INTRODUCTION

Recommendations to patients that polyps smaller than 1 cm, detected by computed tomographic colonography (CTC), lack importance and can be ignored for long intervals may subject patients to colorectal cancer risk. Many patients will be lost to follow-up. Following small polyps by repeated CTC will subject patients to radiation and involve high costs. There is insufficient information on the natural history of small polyps to construct ideal recommendations, but a reasonable compromise would be to offer colonoscopy to healthy patients who have polyps 6 mm or larger or who have three or more polyps of any size on CTC. Patients with only one or two polyps smaller than 5 mm could be referred for colonoscopy or considered normal.

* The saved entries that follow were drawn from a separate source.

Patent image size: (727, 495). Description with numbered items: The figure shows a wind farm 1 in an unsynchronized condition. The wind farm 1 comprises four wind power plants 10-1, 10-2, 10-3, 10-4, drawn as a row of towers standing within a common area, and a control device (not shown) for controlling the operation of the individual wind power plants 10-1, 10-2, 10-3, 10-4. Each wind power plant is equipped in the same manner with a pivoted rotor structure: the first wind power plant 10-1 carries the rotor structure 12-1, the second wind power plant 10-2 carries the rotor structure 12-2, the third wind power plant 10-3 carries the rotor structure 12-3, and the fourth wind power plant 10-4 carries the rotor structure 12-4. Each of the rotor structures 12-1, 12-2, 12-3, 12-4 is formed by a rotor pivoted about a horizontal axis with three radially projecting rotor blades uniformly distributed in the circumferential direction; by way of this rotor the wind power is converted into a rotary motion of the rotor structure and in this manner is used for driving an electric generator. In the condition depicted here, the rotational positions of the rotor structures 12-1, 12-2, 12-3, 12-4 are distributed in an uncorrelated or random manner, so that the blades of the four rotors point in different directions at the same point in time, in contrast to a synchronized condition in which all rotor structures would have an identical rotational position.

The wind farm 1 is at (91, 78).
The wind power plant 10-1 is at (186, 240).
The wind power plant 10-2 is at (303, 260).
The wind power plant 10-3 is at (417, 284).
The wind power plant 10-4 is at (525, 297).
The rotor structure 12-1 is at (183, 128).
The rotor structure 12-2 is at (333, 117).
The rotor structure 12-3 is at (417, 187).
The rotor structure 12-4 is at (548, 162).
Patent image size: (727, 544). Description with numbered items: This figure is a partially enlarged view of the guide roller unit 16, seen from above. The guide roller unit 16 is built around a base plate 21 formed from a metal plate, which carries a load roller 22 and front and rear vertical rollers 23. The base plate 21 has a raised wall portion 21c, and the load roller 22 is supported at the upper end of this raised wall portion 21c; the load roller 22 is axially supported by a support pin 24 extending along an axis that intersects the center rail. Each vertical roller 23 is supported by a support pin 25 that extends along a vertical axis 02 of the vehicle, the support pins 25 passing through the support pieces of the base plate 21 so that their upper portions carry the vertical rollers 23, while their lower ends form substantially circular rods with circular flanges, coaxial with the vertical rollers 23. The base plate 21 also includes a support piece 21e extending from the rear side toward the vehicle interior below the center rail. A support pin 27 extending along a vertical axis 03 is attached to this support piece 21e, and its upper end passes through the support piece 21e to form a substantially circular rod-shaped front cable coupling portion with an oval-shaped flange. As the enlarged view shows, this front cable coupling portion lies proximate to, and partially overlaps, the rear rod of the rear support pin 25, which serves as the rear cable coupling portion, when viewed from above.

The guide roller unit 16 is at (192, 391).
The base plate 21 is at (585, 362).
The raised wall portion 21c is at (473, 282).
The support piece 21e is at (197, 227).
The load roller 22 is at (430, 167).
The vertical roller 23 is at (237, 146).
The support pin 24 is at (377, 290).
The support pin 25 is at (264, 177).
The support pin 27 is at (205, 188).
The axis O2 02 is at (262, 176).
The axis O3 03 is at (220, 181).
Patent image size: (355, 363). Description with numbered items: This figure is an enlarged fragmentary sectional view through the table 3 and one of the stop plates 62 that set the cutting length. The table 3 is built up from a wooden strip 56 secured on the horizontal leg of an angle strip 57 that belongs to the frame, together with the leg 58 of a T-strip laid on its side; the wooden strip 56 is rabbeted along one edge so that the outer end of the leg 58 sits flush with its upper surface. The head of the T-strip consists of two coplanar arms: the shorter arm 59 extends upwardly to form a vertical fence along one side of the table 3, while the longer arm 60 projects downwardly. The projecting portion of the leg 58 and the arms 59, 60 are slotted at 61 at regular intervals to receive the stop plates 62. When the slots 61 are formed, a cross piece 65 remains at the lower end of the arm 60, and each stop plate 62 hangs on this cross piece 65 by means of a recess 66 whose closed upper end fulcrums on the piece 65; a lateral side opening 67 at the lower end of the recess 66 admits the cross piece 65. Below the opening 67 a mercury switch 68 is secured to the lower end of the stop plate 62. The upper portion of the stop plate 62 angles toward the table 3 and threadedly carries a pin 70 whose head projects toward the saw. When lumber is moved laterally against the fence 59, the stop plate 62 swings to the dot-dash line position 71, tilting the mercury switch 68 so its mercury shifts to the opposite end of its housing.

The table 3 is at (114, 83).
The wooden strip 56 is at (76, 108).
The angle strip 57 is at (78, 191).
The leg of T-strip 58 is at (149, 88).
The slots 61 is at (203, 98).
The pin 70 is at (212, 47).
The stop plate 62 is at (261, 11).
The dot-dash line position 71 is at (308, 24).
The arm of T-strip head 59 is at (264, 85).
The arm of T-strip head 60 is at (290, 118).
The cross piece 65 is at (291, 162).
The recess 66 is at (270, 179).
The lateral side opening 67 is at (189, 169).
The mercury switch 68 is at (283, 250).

WHY SHOULD ALL POLYPS BE REMOVED?

There is nothing radical about the recommendation that patients with polyps smaller than 1 cm detected by a colorectal cancer screening test should be offered colonoscopy and polypectomy. Rather it is radical to suggest that none of these patients need to be offered colonoscopic polypectomy. I recall very little discussion of whether healthy patients with polyps smaller than 1 cm detected by barium enema should be referred for polypectomy and it is common practice to remove such polyps. Further, the idea that tubular adenomas smaller than 1 cm (¹) with only low-grade dysplasia detected by flexible sigmoidoscopy may be ignored never really took hold and most patients with adenomas of any size detected by flexible sigmoidoscopy are still referred for colonoscopy (²). Since 95% of all colon polyps are smaller than 1 cm in size and since all polyps seen during colonoscopy are removed, it is a major paradigm shift to institute a policy of leaving most colorectal neoplasms in place. Such a policy would be truly radical in view of the evidence that the reduction in colorectal cancer incidence via endoscopy appears entirely dependent on polypectomy (^3,4,5,6).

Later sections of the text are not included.